None of this is to knock Thaler. Figuring out empirically just where and how rationality fails seems like a worthwhile undertaking. My problem is with the know-nothing critics who just like to take pot-shots at economics. I think what's going on here is that economics as a discipline tends to recommend free-market, libertarian policies. People who don't like these conclusions want to paint this straw-man: the economist is an uncritical slave to unreasonable assumptions about human behavior. Everything that follows from these faulty assumptions is therefore totally wrong. The economics-critic gets to feel wise (even superior) for seeing though such a silly assumption. But in fact it is economists who are articulating arguments against the rationality assumption. It is economists, the people who actually spend their time and energy thinking deeply about these issues, who are refining these ideas. By and large, they are not jettisoning free trade and free markets. They are just placing some boundaries on human rationality.

I enjoyed the commentary of David Henderson and Scott Sumner on Thaler's prize. Here is Henderson:
Mr. Thaler has yet to apply in a serious way his theory of irrationality to government officials. Their bad decisions are even worse because citizens bear most of the costs. It would be great if Mr. Thaler explored this area more. Someone should nudge him.
And here is Sumner, reacting to Thaler's apparent repudiation of "price gouging" after natural disasters:
 I had thought that the point of behavioral finance was to try to identify areas where the publics' intuition is in some sense "wrong" and design public policies to nudge them in the right direction. In that case, shouldn't we be encouraging price gouging, not discouraging it? Especially with public policy. Perhaps President Trump could "name and shame" companies that run out of essential supplies because of an unwillingness to price gouge. (Yes, not likely, I'm just trying to show the logical implications of behavioral economics.)
I wrote this post thinking that maybe I was being unfair to some of the critics of human rationality. But it seems like this is something of a blind spot for Thaler himself. Read the Sumner piece.
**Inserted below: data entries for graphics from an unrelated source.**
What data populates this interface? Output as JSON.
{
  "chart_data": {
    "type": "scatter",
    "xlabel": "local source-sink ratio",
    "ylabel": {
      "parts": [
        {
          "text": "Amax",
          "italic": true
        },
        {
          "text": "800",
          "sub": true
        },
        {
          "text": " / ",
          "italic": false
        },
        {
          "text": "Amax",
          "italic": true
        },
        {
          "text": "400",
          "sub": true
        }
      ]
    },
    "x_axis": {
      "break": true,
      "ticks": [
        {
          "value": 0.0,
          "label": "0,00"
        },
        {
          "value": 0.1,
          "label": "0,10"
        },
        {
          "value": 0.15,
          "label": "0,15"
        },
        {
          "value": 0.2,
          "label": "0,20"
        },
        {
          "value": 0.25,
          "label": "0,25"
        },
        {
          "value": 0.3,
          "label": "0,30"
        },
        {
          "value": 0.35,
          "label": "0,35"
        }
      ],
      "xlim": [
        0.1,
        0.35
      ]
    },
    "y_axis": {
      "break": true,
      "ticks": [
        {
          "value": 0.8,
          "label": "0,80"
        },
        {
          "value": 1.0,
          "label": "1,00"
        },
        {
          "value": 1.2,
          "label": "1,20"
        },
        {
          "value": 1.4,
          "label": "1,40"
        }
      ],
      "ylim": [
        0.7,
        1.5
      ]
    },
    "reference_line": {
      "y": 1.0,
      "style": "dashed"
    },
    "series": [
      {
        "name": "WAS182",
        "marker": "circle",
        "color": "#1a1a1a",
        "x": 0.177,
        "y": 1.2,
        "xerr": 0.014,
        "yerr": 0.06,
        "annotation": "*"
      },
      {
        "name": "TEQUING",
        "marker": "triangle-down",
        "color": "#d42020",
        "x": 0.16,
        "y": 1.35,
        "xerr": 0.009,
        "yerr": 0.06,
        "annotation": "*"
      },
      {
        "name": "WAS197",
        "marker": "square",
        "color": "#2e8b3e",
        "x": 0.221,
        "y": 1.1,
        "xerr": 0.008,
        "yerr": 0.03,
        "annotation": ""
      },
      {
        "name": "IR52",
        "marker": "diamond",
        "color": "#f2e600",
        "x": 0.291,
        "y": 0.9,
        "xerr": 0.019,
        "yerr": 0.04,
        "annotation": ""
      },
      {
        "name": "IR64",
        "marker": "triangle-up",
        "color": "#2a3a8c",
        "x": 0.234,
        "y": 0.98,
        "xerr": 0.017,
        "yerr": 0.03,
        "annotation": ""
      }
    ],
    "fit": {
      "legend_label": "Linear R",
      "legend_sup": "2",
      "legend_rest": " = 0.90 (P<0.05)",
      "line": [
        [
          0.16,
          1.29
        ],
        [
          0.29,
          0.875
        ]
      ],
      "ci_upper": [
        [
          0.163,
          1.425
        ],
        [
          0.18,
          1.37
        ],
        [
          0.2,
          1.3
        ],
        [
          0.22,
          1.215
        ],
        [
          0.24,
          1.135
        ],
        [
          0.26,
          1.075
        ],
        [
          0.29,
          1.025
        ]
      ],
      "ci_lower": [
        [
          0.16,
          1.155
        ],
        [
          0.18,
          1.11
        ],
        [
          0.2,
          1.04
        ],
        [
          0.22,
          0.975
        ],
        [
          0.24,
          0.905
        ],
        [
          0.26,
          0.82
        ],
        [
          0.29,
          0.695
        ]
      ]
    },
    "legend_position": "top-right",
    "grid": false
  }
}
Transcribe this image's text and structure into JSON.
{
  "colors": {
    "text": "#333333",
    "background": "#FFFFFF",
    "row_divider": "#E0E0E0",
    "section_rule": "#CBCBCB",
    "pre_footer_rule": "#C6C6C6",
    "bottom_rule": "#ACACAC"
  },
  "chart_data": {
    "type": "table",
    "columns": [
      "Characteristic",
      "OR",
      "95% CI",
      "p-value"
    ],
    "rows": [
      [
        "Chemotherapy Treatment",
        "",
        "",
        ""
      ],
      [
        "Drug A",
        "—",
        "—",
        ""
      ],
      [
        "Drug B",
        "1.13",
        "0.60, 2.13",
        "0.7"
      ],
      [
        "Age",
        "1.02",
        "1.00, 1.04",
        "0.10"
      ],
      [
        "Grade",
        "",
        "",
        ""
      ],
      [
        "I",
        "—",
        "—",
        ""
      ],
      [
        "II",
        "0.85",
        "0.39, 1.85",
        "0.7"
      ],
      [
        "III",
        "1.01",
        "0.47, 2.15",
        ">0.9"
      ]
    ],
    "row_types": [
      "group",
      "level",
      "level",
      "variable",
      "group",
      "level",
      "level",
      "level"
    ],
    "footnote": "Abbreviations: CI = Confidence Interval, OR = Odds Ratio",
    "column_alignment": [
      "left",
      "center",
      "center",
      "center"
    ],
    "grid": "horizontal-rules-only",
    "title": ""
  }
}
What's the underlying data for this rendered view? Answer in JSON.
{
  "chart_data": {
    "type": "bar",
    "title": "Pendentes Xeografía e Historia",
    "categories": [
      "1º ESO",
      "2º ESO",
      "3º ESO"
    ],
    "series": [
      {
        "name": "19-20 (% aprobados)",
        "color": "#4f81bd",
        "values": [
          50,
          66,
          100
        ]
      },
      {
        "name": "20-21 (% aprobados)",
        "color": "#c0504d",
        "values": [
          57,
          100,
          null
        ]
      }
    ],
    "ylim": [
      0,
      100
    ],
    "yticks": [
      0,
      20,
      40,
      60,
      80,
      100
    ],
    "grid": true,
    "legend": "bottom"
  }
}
Thaler points out that maybe businesses shouldn't "price-gouge" during natural disasters, because irrational consumers see this (economically efficient and necessary) price rise as something that harms them. Um, shouldn't we push back against irrational anti-market sentiments? Isn't the goal to fix or mitigate irrationality? Thaler seems to think we should actually indulge it.

Don't take any of this to mean I'm disparaging this line of research. Thinking Fast and Slow is one of my favorite books. Misbehaving by Thaler and Predictably Irrational by Dan Ariely are also excellent books. You should read them. That thing between your ears sometimes lies to you and systematically leads you astray. It would be wonderfully rational to figure out how it does so.